Al igual que Perú, México es un país que cuenta con una gran diversidad lingüística, donde se hablan nada menos que 68 lenguas indígenas. Dos de ellas son el mazateco y el mixteco, los idiomas maternos de Adela García y Marcelino Mejía, respectivamente. Ellos son los protagonistas del documental “Cuando cierro los ojos”.

Este filme dirigido por la cineasta mexicana Michelle Ibaven y el español Sergio Blanco presenta los impactantes testimonios de Adela y Marcelino, quienes tienen en común una terrible realidad. Ambos son indígenas que fueron acusados de crímenes que no cometieron y fueron encarcelados, sin pruebas y sin la defensa de un abogado.

Al no hablar español, ni siquiera contaron con la asistencia de un intérprete que les permita comunicarse con el juez para defenderse. Lo más alarmante es que fueron maltratados física y psicológicamente hasta que confiesen los supuestos asesinatos de los que se les acusaba y los obligaron a firmar una confesión, en documentos redactados en una lengua que ellos no hablan ni comprenden.

A lo largo del documental, escuchamos las voces de Adela y Marcelino, quienes se turnan el rol de narrador y cuentan sus experiencias en su lengua materna. Pocas veces los vemos frente a la cámara, pero cuando su presencia ocupa la pantalla dejan una impresión difícil de sacudir, por la dureza de sus testimonios y la gravedad de las injusticias que han padecido.

Los directores optan por no abusar del recurso (tan común en los documentales) de las “cabezas parlantes”, es decir, el primer plano de un entrevistado que le habla al espectador dirigiéndose a la cámara. La mayor parte del tiempo, mientras escuchamos a Adela y Marcelino, vemos en pantalla las imágenes de sus familiares en casa, realizando actividades cotidianas.

La edición también privilegia el uso de imágenes de la naturaleza en todo su esplendor, tales como olas del mar, cangrejos corriendo por la arena, flores y plantas moviéndose al viento en un día soleado. Es la representación de esa libertad que le ha sido negada a Adela y Marcelino. Y al mismo tiempo, son imágenes inofensivas que nos permiten concentrarnos en la contundencia de sus palabras.
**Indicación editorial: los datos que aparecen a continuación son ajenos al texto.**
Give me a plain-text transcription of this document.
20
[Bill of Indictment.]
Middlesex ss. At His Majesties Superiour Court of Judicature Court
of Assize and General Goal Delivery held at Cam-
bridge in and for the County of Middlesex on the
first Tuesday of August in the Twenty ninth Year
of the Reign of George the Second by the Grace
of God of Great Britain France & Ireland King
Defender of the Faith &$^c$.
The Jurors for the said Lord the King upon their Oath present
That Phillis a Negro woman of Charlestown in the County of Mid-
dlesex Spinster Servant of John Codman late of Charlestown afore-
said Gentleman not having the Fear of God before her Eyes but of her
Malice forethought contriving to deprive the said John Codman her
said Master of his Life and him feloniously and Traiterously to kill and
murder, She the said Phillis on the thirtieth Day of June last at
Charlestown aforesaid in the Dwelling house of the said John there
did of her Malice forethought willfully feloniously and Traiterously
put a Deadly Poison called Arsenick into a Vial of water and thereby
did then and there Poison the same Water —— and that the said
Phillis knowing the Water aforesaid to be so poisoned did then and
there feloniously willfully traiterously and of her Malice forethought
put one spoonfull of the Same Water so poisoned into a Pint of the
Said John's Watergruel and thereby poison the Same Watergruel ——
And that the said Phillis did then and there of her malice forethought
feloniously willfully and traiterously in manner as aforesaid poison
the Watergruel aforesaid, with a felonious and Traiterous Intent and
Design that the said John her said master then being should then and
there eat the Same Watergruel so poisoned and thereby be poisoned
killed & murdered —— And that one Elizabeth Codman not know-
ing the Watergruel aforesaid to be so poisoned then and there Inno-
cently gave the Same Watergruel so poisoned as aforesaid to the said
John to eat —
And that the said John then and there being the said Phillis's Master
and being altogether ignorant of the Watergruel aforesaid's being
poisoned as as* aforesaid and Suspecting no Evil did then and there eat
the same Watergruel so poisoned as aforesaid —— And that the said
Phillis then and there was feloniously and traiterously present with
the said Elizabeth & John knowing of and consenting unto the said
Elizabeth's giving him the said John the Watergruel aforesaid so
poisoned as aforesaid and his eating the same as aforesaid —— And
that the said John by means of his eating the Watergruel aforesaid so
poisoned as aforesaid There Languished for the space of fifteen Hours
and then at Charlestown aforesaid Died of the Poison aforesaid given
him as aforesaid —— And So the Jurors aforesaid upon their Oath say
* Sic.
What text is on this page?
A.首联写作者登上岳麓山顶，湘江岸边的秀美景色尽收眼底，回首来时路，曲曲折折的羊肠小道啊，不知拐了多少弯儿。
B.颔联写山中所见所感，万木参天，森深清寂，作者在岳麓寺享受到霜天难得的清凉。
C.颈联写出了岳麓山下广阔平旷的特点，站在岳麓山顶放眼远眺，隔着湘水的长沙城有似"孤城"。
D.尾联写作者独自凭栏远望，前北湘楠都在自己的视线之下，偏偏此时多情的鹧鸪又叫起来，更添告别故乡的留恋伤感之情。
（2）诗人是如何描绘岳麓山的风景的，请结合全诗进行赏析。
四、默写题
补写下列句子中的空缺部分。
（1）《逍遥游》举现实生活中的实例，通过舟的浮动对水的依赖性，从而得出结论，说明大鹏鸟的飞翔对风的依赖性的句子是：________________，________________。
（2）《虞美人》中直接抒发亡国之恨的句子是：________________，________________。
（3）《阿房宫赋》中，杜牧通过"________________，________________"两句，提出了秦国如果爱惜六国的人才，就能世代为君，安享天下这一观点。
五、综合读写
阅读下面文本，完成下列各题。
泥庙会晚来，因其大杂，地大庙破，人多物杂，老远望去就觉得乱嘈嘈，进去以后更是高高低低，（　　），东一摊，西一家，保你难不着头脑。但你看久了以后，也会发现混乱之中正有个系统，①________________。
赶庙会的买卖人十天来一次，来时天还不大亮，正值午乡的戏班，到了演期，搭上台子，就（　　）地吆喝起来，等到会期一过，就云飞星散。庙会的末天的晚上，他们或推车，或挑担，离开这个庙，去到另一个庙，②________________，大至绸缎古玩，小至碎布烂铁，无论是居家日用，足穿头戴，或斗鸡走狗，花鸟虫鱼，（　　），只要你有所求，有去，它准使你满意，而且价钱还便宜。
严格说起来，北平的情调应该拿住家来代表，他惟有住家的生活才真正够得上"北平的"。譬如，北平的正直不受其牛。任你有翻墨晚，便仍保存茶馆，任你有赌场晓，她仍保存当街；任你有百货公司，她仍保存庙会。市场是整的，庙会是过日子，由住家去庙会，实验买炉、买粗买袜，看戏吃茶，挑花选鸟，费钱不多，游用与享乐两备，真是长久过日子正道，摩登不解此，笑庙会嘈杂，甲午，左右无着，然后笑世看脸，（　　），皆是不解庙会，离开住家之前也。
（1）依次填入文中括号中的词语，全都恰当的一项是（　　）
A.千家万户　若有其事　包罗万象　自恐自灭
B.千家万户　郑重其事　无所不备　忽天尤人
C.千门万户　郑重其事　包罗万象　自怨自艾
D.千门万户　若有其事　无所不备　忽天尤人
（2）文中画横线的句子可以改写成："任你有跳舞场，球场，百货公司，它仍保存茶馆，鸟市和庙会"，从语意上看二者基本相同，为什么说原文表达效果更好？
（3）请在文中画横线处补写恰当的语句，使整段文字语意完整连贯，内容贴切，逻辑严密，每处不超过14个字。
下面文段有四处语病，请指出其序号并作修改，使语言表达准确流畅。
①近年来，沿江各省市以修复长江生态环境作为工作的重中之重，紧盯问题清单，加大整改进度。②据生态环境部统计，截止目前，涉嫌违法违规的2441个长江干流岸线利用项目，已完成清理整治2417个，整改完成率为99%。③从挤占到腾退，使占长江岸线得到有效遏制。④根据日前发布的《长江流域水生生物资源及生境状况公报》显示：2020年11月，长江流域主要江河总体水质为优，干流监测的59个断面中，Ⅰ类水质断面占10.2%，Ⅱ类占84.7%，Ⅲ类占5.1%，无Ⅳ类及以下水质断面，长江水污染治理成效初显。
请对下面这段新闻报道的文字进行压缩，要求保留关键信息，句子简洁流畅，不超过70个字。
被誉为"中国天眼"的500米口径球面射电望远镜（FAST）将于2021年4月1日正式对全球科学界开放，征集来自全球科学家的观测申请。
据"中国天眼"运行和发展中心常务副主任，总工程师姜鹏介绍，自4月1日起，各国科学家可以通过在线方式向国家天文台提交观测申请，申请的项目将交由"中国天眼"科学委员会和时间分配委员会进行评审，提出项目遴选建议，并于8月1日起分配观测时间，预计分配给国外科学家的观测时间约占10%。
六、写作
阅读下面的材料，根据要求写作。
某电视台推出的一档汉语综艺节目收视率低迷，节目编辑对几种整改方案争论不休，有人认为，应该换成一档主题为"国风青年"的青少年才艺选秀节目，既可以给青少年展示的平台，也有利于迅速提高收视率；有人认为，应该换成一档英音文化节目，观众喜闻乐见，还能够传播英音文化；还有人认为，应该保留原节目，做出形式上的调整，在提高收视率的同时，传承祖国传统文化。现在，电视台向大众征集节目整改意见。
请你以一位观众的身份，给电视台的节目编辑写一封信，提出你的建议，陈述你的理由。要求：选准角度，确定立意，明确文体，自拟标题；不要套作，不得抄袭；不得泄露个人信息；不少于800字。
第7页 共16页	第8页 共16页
Entonces, el título del documental cobra un significado evocador y poético, pues cuando estos dos prisioneros cierran los ojos añoran esa esa vida que se abre paso afuera, mientras ellos están encerrados injustamente. Incluso Adela cuenta que en las noches sueña con sus hijos y que su bebé no la reconoce.

Durante los largos años de encierro, ambos llegan a la conclusión de que su único “crimen” es no hablar español en un país que margina y castiga a los indígenas que no se comunican en ese idioma. Marcelino dice: “Espero poder hablar español algún día, así voy a poder defenderme”. Por su parte, Adela confiesa el aislamiento que le produce no hablar ese idioma: “No hablo con nadie, ando sola, quiero contarles cómo me siento”.

Las estadísticas son indignantes. En México el 80 % de hablantes de un idioma indígena que están en prisión no contó con un intérprete durante su proceso judicial. En Latinoamérica, los pueblos originarios no solo son olvidados, también son víctimas de abusos que buscan hacerlos invisibles. “Cuando cierro los ojos” les da voz y rostro, permitiendo que el espectador haga algo que el propio sistema judicial de su país no fue capaz de hacer: escucharlos y entenderlos.

Esta crítica forma parte de nuestra cobertura especial del 2° Festival de Cine Latinoamericano en Lenguas Originarias, que se realiza del 11 al 15 de marzo del 2021.